New Canaan police have also created a website dedicated to the case. Police said they have received more than 300 tips and about 75 responses to their request for security video footage.

“We urge everyone with information regarding Jennifer’s disappearance to contact us,” New Canaan Police Chief Leon Krolikowski said in a statement. “We will not rest until we find Jennifer.”

Pattis told WPLR that he was “gobsmacked” by what he heard reported about his client.

“From afar, people have concluded that Mr. Dulos was both present and did in fact engage in unlawful conduct,” Pattis said Monday. “Based on what I’ve learned in the last 72 hours, I’m not prepared to assume that’s the case any longer.”

Pattis took on a similar case in 2015 when he represented Jennifer Valiante, the girlfriend of Kyle Navin, who is serving 55 years in prison for killing his parents, Jeffrey and Jeannette. Valiante cooperated with authorities and was sentenced to eight years for her role in the killings.

Like the Dulos case, authorities conducted a massive search for the Navins, including at landfills as investigators have been doing for the past week in Hartford.

In addition to the Hartford dump, authorities have been focusing their searches at properties connected to Fotis Dulos’ custom homebuilding company, the Fore Group.

Police searched a metal dumpster last week outside a New Canaan home being developed by the Fore Group. Neighbors of 61 Sturbridge Hill Road said they were woken up by the loud sounds of metal banging in the predawn hours the morning after Jennifer Dulos went missing.

Troconis met at least twice with investigators last week, including on Friday when she and her attorney, Andrew Bowman, were seen at 4 Jefferson Crossing in Farmington, where she and her boyfriend have been living together after Jennifer Dulos moved to New Canaan when she filed for divorce in 2017.

Drone footage showed Troconis leading investigators into the wooded area behind the home that leads to the West Hartford Reservoir.

State officials have been closely watching the investigation, according to a top aide for James Rovella, the commissioner of the state Department of Emergency Services and Public Protection.

Rovella’s agency encompasses the Connecticut State Police who have been working with New Canaan police and Richard Colangelo Jr., the state’s attorney for the Stamford-Norwalk judicial district.

“Commissioner Rovella and (state police) Col.

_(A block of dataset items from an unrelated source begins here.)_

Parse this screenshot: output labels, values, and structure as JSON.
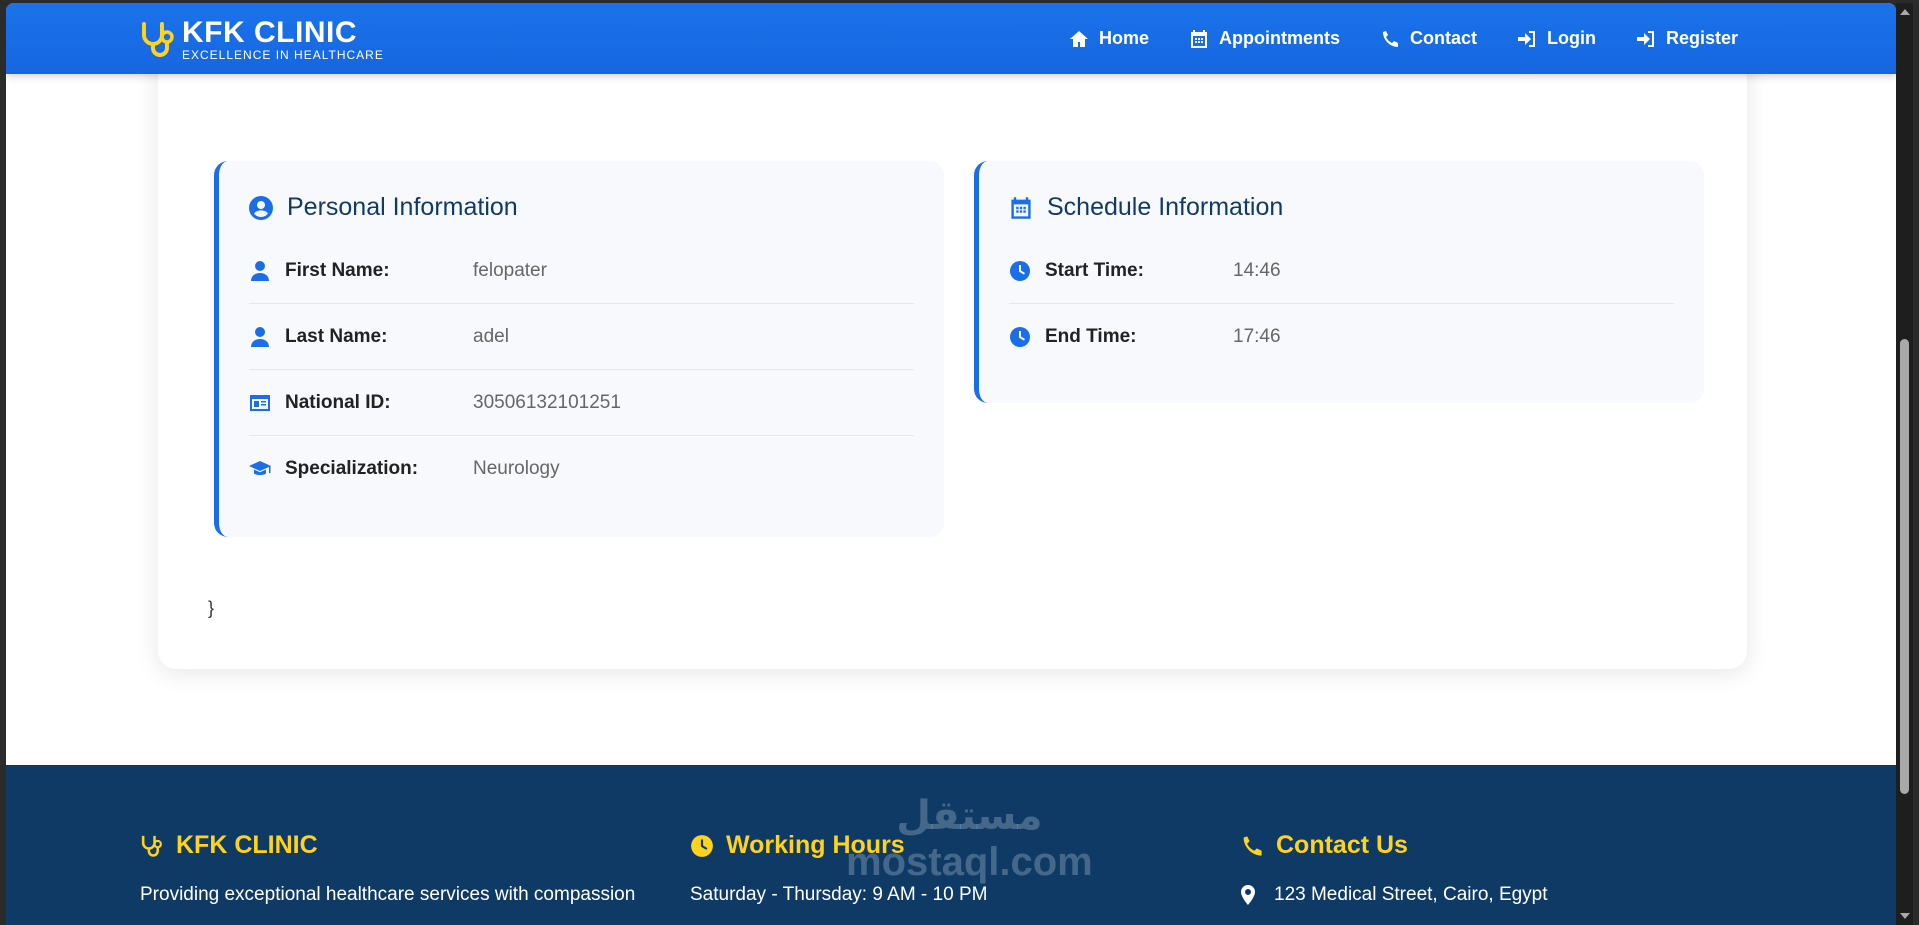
{
  "brand": {
    "title": "KFK CLINIC",
    "subtitle": "EXCELLENCE IN HEALTHCARE"
  },
  "nav": [
    {
      "label": "Home",
      "icon": "home-icon"
    },
    {
      "label": "Appointments",
      "icon": "calendar-icon"
    },
    {
      "label": "Contact",
      "icon": "phone-icon"
    },
    {
      "label": "Login",
      "icon": "sign-in-icon"
    },
    {
      "label": "Register",
      "icon": "sign-in-icon"
    }
  ],
  "personal": {
    "title": "Personal Information",
    "rows": [
      {
        "label": "First Name:",
        "value": "felopater",
        "icon": "user-icon"
      },
      {
        "label": "Last Name:",
        "value": "adel",
        "icon": "user-icon"
      },
      {
        "label": "National ID:",
        "value": "30506132101251",
        "icon": "id-card-icon"
      },
      {
        "label": "Specialization:",
        "value": "Neurology",
        "icon": "graduation-cap-icon"
      }
    ]
  },
  "schedule": {
    "title": "Schedule Information",
    "rows": [
      {
        "label": "Start Time:",
        "value": "14:46",
        "icon": "clock-icon"
      },
      {
        "label": "End Time:",
        "value": "17:46",
        "icon": "clock-icon"
      }
    ]
  },
  "stray_brace": "}",
  "footer": {
    "brand": {
      "title": "KFK CLINIC",
      "text": "Providing exceptional healthcare services with compassion"
    },
    "hours": {
      "title": "Working Hours",
      "text": "Saturday - Thursday: 9 AM - 10 PM"
    },
    "contact": {
      "title": "Contact Us",
      "text": "123 Medical Street, Cairo, Egypt"
    }
  },
  "watermark": {
    "arabic": "مستقل",
    "latin": "mostaql.com"
  },
  "colors": {
    "primary": "#1a6fe8",
    "footer_bg": "#0e3a65",
    "accent": "#ffd21e",
    "title": "#123a66"
  }
}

Stavros Mellekas are two of the most respected homicide detectives in the state and they are watching this very closely,” said Brian Foley, executive aide to Rovella.

As the head of the Chief State’s Attorney’s Cold Case Unit, Rovella was instrumental in New Britain State’s Attorney Brian Preleski gaining a 2007 manslaughter conviction of William Devon Howell in the disappearance of Nilsa Arizmendi whose body was not found until 2015, Foley said.

Howell was serving a 15-year sentence in her death when new information led to the discovery that he killed six other victims around the time Arizmendi disappeared in 2003. Howell is now serving a 360-year sentence.

Foley said the state police have provided resources as needed for the New Canaan investigation, which is now under the direction of Colangelo.

“Technically, it’s a missing person’s case,” Foley said. “But investigators approach these cases as if it were a homicide until we learn otherwise.”

The investigators from the various agencies are “functioning like a task force under the state’s attorney right now,” Foley said.